Cedolare secca e contratto concordato: la sinergia ottimale

Per i proprietari che possono stipulare contratti a canone concordato (comuni con accordi territoriali), la combinazione cedolare secca al 10% + contratto 3+2 concordato è generalmente la più vantaggiosa. Il canone è inferiore al libero mercato (solitamente del 10–20%), ma l'imposta è dimezzata rispetto al 21%, e il proprietario ha la certezza di un inquilino stabile per almeno 3 anni.

Per i mercati come Roma, Milano e Bologna — dove i canoni concordati sono comunque elevati — questa formula è sempre più diffusa, anche perché molti inquilini la richiedono specificamente per la stabilità che offre.


Domande frequenti

Cos'è la cedolare secca e chi può sceglierla? La cedolare secca è un regime fiscale opzionale che consente ai proprietari persone fisiche di pagare un'imposta flat sul reddito da locazione, al posto dell'IRPEF progressiva e dell'imposta di registro. Possono sceglierla solo le persone fisiche che affittano immobili a uso abitativo al di fuori di un'attività d'impresa.

Qual è la differenza tra cedolare secca al 21% e al 10%? L'aliquota del 21% si applica ai contratti a canone libero (4+4, transitori ordinari). L'aliquota del 10% si applica ai contratti a canone concordato (3+2 concordato, transitori concordati, contratti per studenti) nei comuni che hanno stipulato accordi territoriali. L'aliquota al 10% è notevolmente più conveniente per il proprietario.

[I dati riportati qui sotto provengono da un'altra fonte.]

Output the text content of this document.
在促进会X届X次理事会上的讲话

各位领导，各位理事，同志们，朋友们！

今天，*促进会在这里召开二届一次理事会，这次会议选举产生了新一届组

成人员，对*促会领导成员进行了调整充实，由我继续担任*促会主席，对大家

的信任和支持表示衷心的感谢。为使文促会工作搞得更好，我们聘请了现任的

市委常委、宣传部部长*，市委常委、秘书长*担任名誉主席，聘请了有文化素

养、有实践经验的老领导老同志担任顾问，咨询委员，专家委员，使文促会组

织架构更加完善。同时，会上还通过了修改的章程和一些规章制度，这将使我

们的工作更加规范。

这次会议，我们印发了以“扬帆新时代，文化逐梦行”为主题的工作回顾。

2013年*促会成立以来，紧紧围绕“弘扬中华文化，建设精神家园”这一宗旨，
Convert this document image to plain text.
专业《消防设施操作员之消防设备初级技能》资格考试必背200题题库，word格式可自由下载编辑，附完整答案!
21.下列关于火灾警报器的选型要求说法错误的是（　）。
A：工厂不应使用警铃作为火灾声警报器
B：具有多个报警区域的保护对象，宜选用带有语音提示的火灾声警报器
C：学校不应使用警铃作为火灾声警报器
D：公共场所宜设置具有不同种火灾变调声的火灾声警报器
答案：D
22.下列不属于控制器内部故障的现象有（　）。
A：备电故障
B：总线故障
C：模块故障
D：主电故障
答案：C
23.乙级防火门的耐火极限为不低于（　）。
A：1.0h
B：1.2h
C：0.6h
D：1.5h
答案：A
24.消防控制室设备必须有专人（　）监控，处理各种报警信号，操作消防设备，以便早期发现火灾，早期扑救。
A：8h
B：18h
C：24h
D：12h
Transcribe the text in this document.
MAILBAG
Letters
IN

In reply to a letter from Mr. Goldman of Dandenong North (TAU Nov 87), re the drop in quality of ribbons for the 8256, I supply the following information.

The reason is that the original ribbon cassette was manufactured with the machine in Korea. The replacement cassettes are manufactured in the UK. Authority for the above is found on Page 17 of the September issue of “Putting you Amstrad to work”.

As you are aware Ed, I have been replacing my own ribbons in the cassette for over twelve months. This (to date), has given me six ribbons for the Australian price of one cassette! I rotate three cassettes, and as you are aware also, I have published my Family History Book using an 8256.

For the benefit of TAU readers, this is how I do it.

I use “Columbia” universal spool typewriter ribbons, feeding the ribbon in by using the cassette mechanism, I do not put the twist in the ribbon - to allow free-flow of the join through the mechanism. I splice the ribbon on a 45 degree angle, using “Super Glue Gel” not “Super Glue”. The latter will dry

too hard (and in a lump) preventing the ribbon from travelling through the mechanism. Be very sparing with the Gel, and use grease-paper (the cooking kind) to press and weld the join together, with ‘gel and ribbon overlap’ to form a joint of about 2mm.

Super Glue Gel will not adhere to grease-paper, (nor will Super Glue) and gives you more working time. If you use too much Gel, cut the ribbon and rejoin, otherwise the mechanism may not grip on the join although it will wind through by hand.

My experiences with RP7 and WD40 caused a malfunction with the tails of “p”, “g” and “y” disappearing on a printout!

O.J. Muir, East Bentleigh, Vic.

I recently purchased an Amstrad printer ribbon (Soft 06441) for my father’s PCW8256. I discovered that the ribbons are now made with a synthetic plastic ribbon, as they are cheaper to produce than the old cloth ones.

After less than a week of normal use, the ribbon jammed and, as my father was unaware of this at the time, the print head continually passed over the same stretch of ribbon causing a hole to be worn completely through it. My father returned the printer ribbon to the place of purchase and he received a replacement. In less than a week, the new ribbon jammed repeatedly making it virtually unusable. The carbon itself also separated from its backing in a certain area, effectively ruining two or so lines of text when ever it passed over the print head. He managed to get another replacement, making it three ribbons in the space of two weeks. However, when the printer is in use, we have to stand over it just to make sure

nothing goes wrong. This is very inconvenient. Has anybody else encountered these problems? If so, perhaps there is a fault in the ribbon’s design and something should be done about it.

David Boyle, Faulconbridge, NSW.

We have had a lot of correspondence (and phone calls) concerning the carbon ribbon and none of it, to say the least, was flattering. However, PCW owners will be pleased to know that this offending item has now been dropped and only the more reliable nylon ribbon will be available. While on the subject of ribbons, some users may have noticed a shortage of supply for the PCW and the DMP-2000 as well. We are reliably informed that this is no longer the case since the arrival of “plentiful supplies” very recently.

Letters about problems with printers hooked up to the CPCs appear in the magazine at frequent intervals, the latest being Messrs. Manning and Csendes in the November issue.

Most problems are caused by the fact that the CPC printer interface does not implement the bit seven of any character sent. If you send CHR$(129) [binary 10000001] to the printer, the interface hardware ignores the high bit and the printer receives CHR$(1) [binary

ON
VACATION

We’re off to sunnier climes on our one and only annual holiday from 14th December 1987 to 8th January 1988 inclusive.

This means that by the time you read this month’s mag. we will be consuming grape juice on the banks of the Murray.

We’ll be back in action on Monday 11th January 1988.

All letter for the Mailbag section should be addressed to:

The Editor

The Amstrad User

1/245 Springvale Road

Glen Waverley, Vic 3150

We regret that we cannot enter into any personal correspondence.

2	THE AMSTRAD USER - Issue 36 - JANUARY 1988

Se il proprietario sceglie la cedolare secca, l'inquilino ha vantaggi? Sì: quando il proprietario aderisce alla cedolare secca, non può richiedere l'adeguamento ISTAT del canone per tutta la durata del regime cedolare. È un vantaggio diretto per l'inquilino, specialmente nei periodi di alta inflazione.

Come si sceglie la cedolare secca? Si sceglie al momento della registrazione del contratto compilando il modello RLI dell'Agenzia delle Entrate e selezionando l'opzione cedolare secca. La scelta va comunicata all'inquilino con raccomandata A/R. Puoi cambiare regime in occasione di ogni annualità del contratto.

Conviene sempre la cedolare secca? Per chi ha redditi sopra €15.000–20.000, la cedolare secca (anche al 21%) conviene quasi sempre rispetto all'IRPEF ordinaria, grazie al risparmio sulle addizionali e sull'imposta di registro. La cedolare al 10% su canone concordato è vantaggiosa per quasi tutti i contribuenti.